Si Bruxelles estime certains objectifs incomplets, elle peut suspendre une partie du paiement. Le précédent espagnol montre la méthode : Madrid a reçu 6,234 milliards d’euros pour sa sixième demande, mais seulement après validation de 73 jalons, trois objectifs restant en attente faute d’éléments suffisants (RTVE, La Moncloa). La Commission rejette rarement un dossier en bloc : elle découpe, suspend, puis libère les tranches lorsque les preuves arrivent.
Charbon et salaires publics
Deux dossiers roumains paraissent exposés. Le premier concerne le charbon et la décarbonation. Le 6 août, la Commission a prévenu qu’elle examinerait les amendements votés par le parlement roumain à la loi nationale de décarbonation, susceptibles d’affaiblir l’objectif de fermeture de 710 MW de capacités au charbon, un jalon que Bruxelles avait déjà considéré comme rempli (Agerpres).
Le second porte sur la loi salariale dans le secteur public. Les partis de la coalition ne parviennent pas à s’entendre sur les plafonds de rémunération, alors que le texte doit être adopté d’ici au 31 août. Le blocage mettrait en risque environ 771 millions d’euros de subventions (Romania Insider, Antena 3). Comme nous l’écrivions il y a trois semaines, cette réforme était déjà la plus fragile politiquement dans le plan roumain.
Qui paie si Bruxelles suspend
Si la demande est validée, la Roumanie recevra une part d’argent européen qu’elle n’aura pas à rembourser. Si Bruxelles suspend une partie du versement, Bucarest devra choisir entre emprunter pour combler le trou, retarder des projets ou réduire d’autres dépenses.

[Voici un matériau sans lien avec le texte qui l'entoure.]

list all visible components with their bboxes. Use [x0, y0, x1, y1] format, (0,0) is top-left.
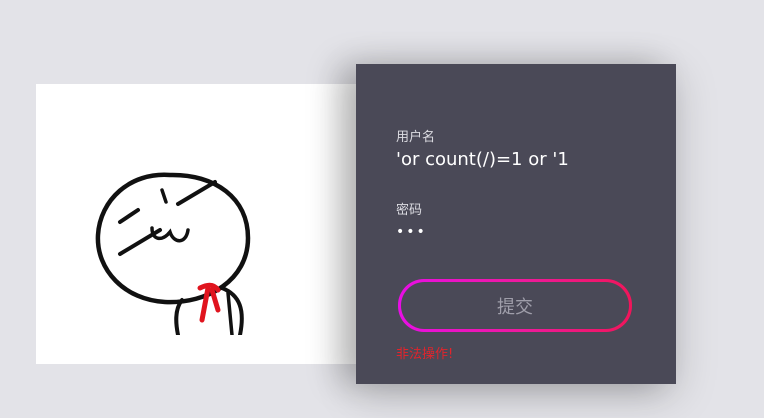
username-field[interactable]: 'or count(/)=1 or '1 [396, 149, 569, 170]
error-message: 非法操作! [396, 347, 454, 362]
password-field[interactable]: ••• [396, 224, 427, 240]
login-form-panel: 用户名 'or count(/)=1 or '1 密码 ••• 提交 非法操作! [356, 64, 676, 384]
username-label: 用户名 [396, 130, 436, 145]
password-label: 密码 [396, 203, 423, 218]
submit-button-label: 提交 [401, 282, 629, 329]
stick-figure-smug-face-icon [95, 172, 251, 335]
login-page: 用户名 'or count(/)=1 or '1 密码 ••• 提交 非法操作! [0, 0, 764, 418]
submit-button[interactable]: 提交 [398, 279, 632, 332]
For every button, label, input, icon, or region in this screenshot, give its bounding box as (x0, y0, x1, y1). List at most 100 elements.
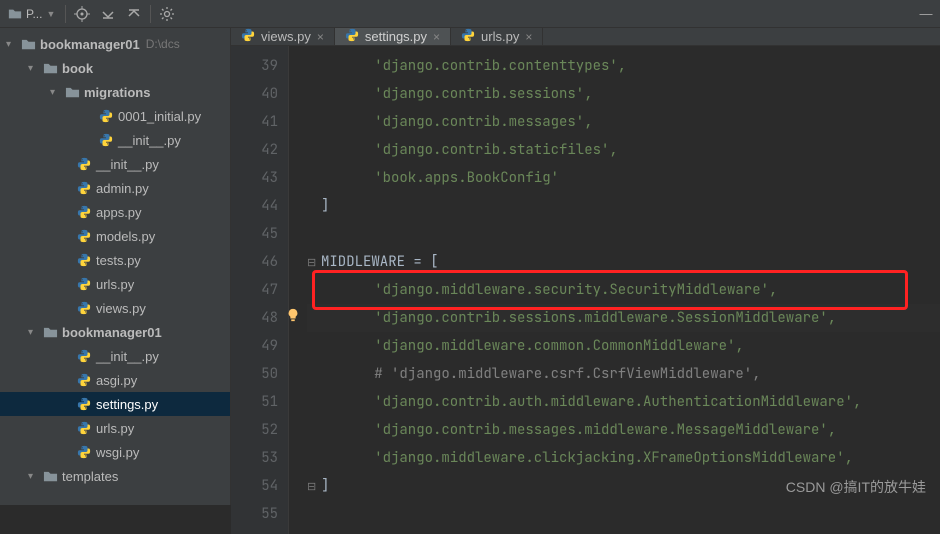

Selon ZF, les rendements des obligations d’État roumaines dépassent déjà 6,7 % : remplacer des subventions européennes gratuites par de la dette de marché coûte cher.

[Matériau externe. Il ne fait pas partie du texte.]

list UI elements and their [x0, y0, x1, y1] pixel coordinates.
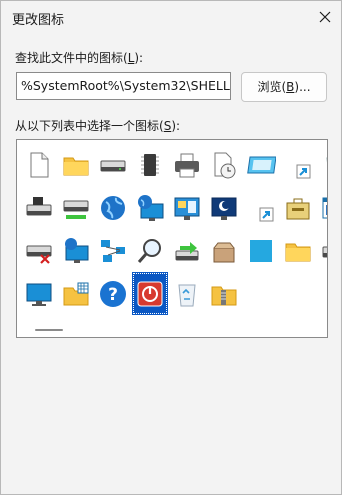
- blank-document-icon: [30, 152, 49, 177]
- icon-option[interactable]: [280, 229, 316, 272]
- icon-option[interactable]: [21, 143, 57, 186]
- close-button[interactable]: [309, 1, 341, 33]
- icon-option[interactable]: [169, 272, 205, 315]
- icon-list-label: 从以下列表中选择一个图标(S):: [15, 119, 181, 133]
- network-drive-icon: [63, 200, 89, 219]
- window-title: 更改图标: [12, 13, 65, 28]
- monitor-icon: [26, 283, 52, 306]
- folder-icon: [63, 157, 89, 175]
- drive-icon: [100, 160, 126, 171]
- shortcut-arrow-icon: [296, 164, 311, 178]
- icon-option[interactable]: [243, 229, 279, 272]
- icon-option[interactable]: [132, 186, 168, 229]
- svg-text:?: ?: [108, 285, 118, 305]
- folder-icon: [285, 243, 311, 261]
- blue-square-icon: [250, 239, 272, 262]
- icon-option[interactable]: [317, 229, 327, 272]
- icon-option[interactable]: [58, 143, 94, 186]
- icon-option[interactable]: [132, 272, 168, 315]
- icon-option[interactable]: [317, 186, 327, 229]
- search-magnifier-icon: [137, 238, 161, 263]
- network-icon: [101, 239, 125, 262]
- help-icon: ?: [100, 280, 126, 307]
- usb-drive-icon: [175, 241, 199, 260]
- icon-option[interactable]: [169, 229, 205, 272]
- icon-option[interactable]: [132, 143, 168, 186]
- icon-option[interactable]: [280, 143, 316, 186]
- globe-icon: [101, 195, 125, 220]
- icon-option[interactable]: ?: [95, 272, 131, 315]
- drive-disk-icon: [26, 196, 52, 215]
- recycle-bin-icon: [178, 284, 196, 306]
- icon-option[interactable]: [21, 272, 57, 315]
- icon-option[interactable]: [95, 143, 131, 186]
- icon-option[interactable]: [21, 186, 57, 229]
- icon-option[interactable]: [206, 229, 242, 272]
- icon-option[interactable]: [206, 186, 242, 229]
- icon-option[interactable]: [206, 143, 242, 186]
- globe-monitor-icon: [138, 194, 164, 221]
- icon-option[interactable]: [243, 143, 279, 186]
- icon-option[interactable]: [280, 186, 316, 229]
- icon-option[interactable]: [169, 186, 205, 229]
- icon-option[interactable]: [21, 229, 57, 272]
- icon-list[interactable]: ?: [16, 139, 328, 338]
- icon-option[interactable]: [317, 143, 327, 186]
- find-in-file-label: 查找此文件中的图标(L):: [15, 51, 144, 65]
- icon-option[interactable]: [58, 229, 94, 272]
- icon-option[interactable]: [95, 229, 131, 272]
- recycle-bin-full-icon: [326, 157, 327, 163]
- icon-option[interactable]: [243, 186, 279, 229]
- icon-option[interactable]: [169, 143, 205, 186]
- chip-icon: [141, 153, 159, 176]
- printer-icon: [175, 153, 199, 177]
- box-icon: [213, 242, 235, 262]
- drive-icon: [322, 246, 327, 257]
- desktop-moon-icon: [211, 197, 237, 220]
- change-icon-dialog: 更改图标 查找此文件中的图标(L): %SystemRoot%\System32…: [0, 0, 342, 495]
- icon-option[interactable]: [95, 186, 131, 229]
- network-monitor-icon: [65, 237, 89, 263]
- zip-folder-icon: [211, 286, 237, 305]
- folder-grid-icon: [63, 282, 89, 305]
- briefcase-icon: [286, 198, 310, 219]
- icon-grid: ?: [21, 143, 327, 315]
- icon-file-path-input[interactable]: %SystemRoot%\System32\SHELL32.: [16, 72, 231, 100]
- close-icon: [319, 11, 331, 23]
- icon-option[interactable]: [58, 186, 94, 229]
- icon-option[interactable]: [132, 229, 168, 272]
- horizontal-scrollbar[interactable]: [35, 329, 63, 331]
- app-window-icon: [322, 197, 327, 218]
- drive-disconnected-icon: [26, 245, 52, 264]
- title-bar: 更改图标: [1, 1, 341, 33]
- icon-option[interactable]: [206, 272, 242, 315]
- icon-option[interactable]: [58, 272, 94, 315]
- shortcut-arrow-icon: [259, 207, 274, 221]
- power-icon: [137, 281, 163, 306]
- control-panel-icon: [174, 197, 200, 220]
- browse-button[interactable]: 浏览(B)...: [241, 72, 327, 102]
- document-clock-icon: [214, 152, 236, 178]
- window-icon: [247, 156, 276, 173]
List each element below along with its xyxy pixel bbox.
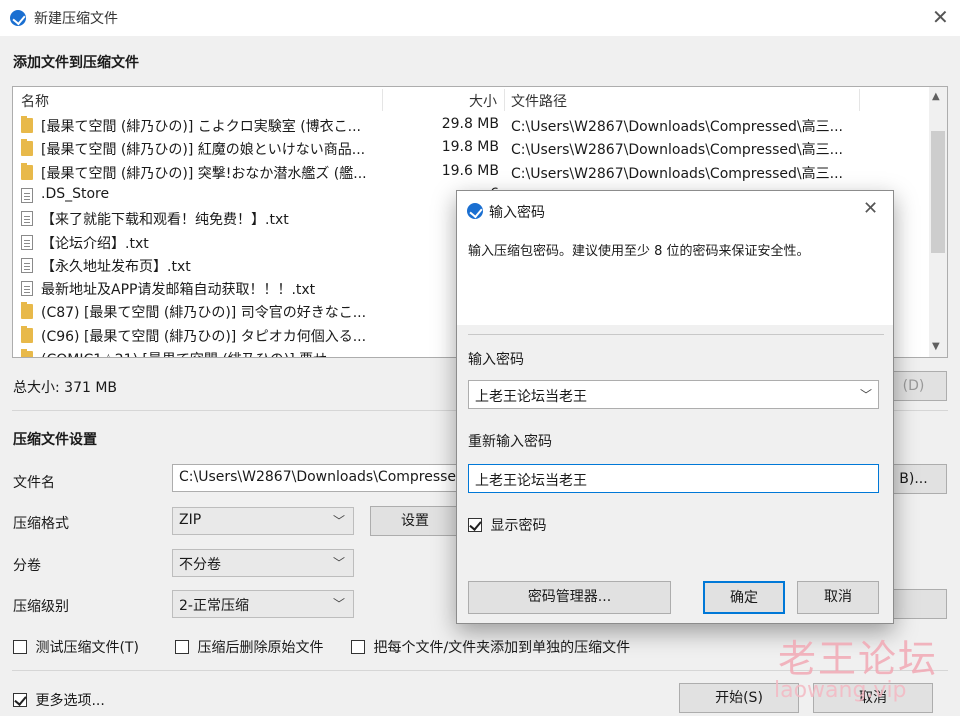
chevron-down-icon: ﹀	[332, 597, 345, 611]
table-row[interactable]: [最果て空間 (緋乃ひの)] 紅魔の娘といけない商品... 19.8 MB C:\U…	[13, 137, 929, 160]
text-file-icon	[21, 257, 33, 273]
row-name: 【论坛介绍】.txt	[41, 235, 149, 252]
password-value: 上老王论坛当老王	[475, 389, 587, 405]
row-size: 19.8 MB	[441, 139, 499, 156]
row-size: 29.8 MB	[441, 116, 499, 132]
reenter-password-label: 重新输入密码	[468, 434, 552, 450]
row-path: C:\Users\W2867\Downloads\Compressed\高三..…	[511, 142, 844, 159]
column-header-path[interactable]: 文件路径	[511, 91, 567, 111]
row-name: [最果て空間 (緋乃ひの)] 紅魔の娘といけない商品...	[41, 142, 366, 159]
checkbox-box[interactable]	[13, 693, 27, 707]
row-name: (C87) [最果て空間 (緋乃ひの)] 司令官の好きなこ...	[41, 305, 367, 322]
format-value: ZIP	[179, 512, 202, 528]
column-separator	[859, 89, 860, 111]
password-dialog: 输入密码 ✕ 输入压缩包密码。建议使用至少 8 位的密码来保证安全性。 输入密码…	[456, 190, 894, 624]
more-options-checkbox[interactable]: 更多选项...	[13, 690, 105, 710]
folder-icon	[21, 162, 33, 180]
scroll-up-icon[interactable]: ▲	[932, 91, 940, 102]
app-logo-icon	[10, 10, 26, 26]
column-separator	[382, 89, 383, 111]
folder-icon	[21, 325, 33, 343]
folder-icon	[21, 139, 33, 157]
row-path: C:\Users\W2867\Downloads\Compressed\高三..…	[511, 119, 844, 135]
chevron-down-icon: ﹀	[332, 556, 345, 570]
checkbox-label: 更多选项...	[35, 693, 105, 709]
show-password-label: 显示密码	[490, 518, 547, 534]
app-logo-icon	[467, 203, 483, 219]
separate-archives-checkbox[interactable]: 把每个文件/文件夹添加到单独的压缩文件	[351, 637, 630, 657]
watermark-logo-text: 老王论坛	[778, 637, 939, 681]
table-row[interactable]: [最果て空間 (緋乃ひの)] 突撃!おなか潜水艦ズ (艦... 19.6 MB C:…	[13, 161, 929, 184]
level-label: 压缩级别	[13, 599, 69, 615]
row-name: (COMIC1☆21) [最果て空間 (緋乃ひの)] 悪せ	[41, 349, 385, 357]
volume-value: 不分卷	[179, 557, 221, 573]
dialog-divider	[468, 334, 884, 335]
row-name: (C96) [最果て空間 (緋乃ひの)] タピオカ何個入る...	[41, 328, 367, 345]
text-file-icon	[21, 211, 33, 227]
folder-icon	[21, 349, 33, 357]
format-select[interactable]: ZIP ﹀	[172, 507, 354, 535]
scrollbar-thumb[interactable]	[931, 131, 945, 253]
delete-source-checkbox[interactable]: 压缩后删除原始文件	[175, 637, 323, 657]
filename-label: 文件名	[13, 475, 55, 491]
row-name: 【永久地址发布页】.txt	[41, 258, 191, 275]
row-name: 最新地址及APP请发邮箱自动获取！！！.txt	[41, 282, 316, 299]
window-title: 新建压缩文件	[34, 11, 118, 27]
chevron-down-icon[interactable]: ﹀	[860, 386, 872, 403]
row-path: C:\Users\W2867\Downloads\Compressed\高三..…	[511, 165, 844, 182]
show-password-checkbox[interactable]: 显示密码	[468, 515, 546, 535]
row-name: .DS_Store	[41, 185, 110, 202]
checkbox-box[interactable]	[13, 640, 27, 654]
watermark-url-text: laowang.vip	[774, 678, 907, 703]
checkbox-label: 把每个文件/文件夹添加到单独的压缩文件	[373, 640, 631, 656]
scroll-down-icon[interactable]: ▼	[932, 341, 940, 352]
column-separator	[504, 89, 505, 111]
level-select[interactable]: 2-正常压缩 ﹀	[172, 590, 354, 618]
ok-button[interactable]: 确定	[703, 581, 785, 614]
dialog-cancel-button[interactable]: 取消	[797, 581, 879, 614]
test-archive-checkbox[interactable]: 测试压缩文件(T)	[13, 637, 139, 657]
volume-label: 分卷	[13, 558, 41, 574]
format-label: 压缩格式	[13, 516, 69, 532]
table-row[interactable]: [最果て空間 (緋乃ひの)] こよクロ実験室 (博衣こ... 29.8 MB C:\…	[13, 114, 929, 137]
password-input[interactable]: 上老王论坛当老王 ﹀	[468, 380, 879, 409]
volume-select[interactable]: 不分卷 ﹀	[172, 549, 354, 577]
add-files-heading: 添加文件到压缩文件	[13, 55, 139, 71]
file-list-scrollbar[interactable]: ▲ ▼	[929, 87, 947, 357]
dialog-titlebar: 输入密码 ✕	[457, 191, 893, 231]
filename-field[interactable]: C:\Users\W2867\Downloads\Compressed	[172, 464, 472, 492]
row-name: [最果て空間 (緋乃ひの)] 突撃!おなか潜水艦ズ (艦...	[41, 165, 367, 182]
row-name: [最果て空間 (緋乃ひの)] こよクロ実験室 (博衣こ...	[41, 119, 362, 135]
text-file-icon	[21, 187, 33, 203]
total-size-label: 总大小: 371 MB	[13, 380, 118, 396]
text-file-icon	[21, 234, 33, 250]
checkbox-label: 压缩后删除原始文件	[197, 640, 324, 656]
column-header-name[interactable]: 名称	[21, 91, 49, 111]
set-password-button[interactable]: 设置	[370, 506, 460, 536]
password-manager-button[interactable]: 密码管理器...	[468, 581, 671, 614]
folder-icon	[21, 302, 33, 320]
chevron-down-icon: ﹀	[332, 514, 345, 528]
reenter-password-input[interactable]: 上老王论坛当老王	[468, 464, 879, 493]
checkbox-box[interactable]	[468, 518, 482, 532]
dialog-info-text: 输入压缩包密码。建议使用至少 8 位的密码来保证安全性。	[468, 244, 810, 259]
row-size: 19.6 MB	[441, 162, 499, 179]
dialog-close-icon[interactable]: ✕	[863, 200, 878, 218]
level-value: 2-正常压缩	[179, 598, 249, 614]
folder-icon	[21, 116, 33, 133]
main-titlebar: 新建压缩文件 ✕	[0, 0, 960, 36]
dialog-info-panel: 输入压缩包密码。建议使用至少 8 位的密码来保证安全性。	[457, 231, 893, 325]
text-file-icon	[21, 281, 33, 297]
settings-heading: 压缩文件设置	[13, 432, 97, 448]
checkbox-box[interactable]	[175, 640, 189, 654]
window-close-icon[interactable]: ✕	[932, 7, 949, 27]
dialog-title: 输入密码	[489, 205, 545, 221]
row-name: 【来了就能下载和观看！纯免费！】.txt	[41, 212, 289, 229]
password-label: 输入密码	[468, 352, 524, 368]
checkbox-label: 测试压缩文件(T)	[35, 640, 139, 656]
checkbox-box[interactable]	[351, 640, 365, 654]
column-header-size[interactable]: 大小	[469, 91, 497, 111]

Une approbation complète porterait les subventions effectivement reçues par la Roumanie à environ 78 % de son enveloppe totale de 13,57 milliards d’euros au titre de la FRR, contre 66 % aujourd’hui (ZF, Mediafax). Les perdants d’une suspension seraient d’abord les contribuables roumains, appelés à financer une dette plus chère, puis les collectivités qui attendent les hôpitaux et les routes que ces subventions devaient permettre de construire.
Pour l’Union dans son ensemble, l’enjeu dépasse Bucarest. La FRR a été financée par une dette contractée au nom des États membres (Council). Si le principe du paiement après exécution cède sous la pression des délais, tous les pays qui garantissent cette dette en subiront les conséquences politiques. La Roumanie n’a pas débloqué 2,84 milliards d’euros : elle a remis un dossier à Bruxelles. L’évaluation de la Commission, attendue autour d’octobre, dira ce qu’il vaut réellement.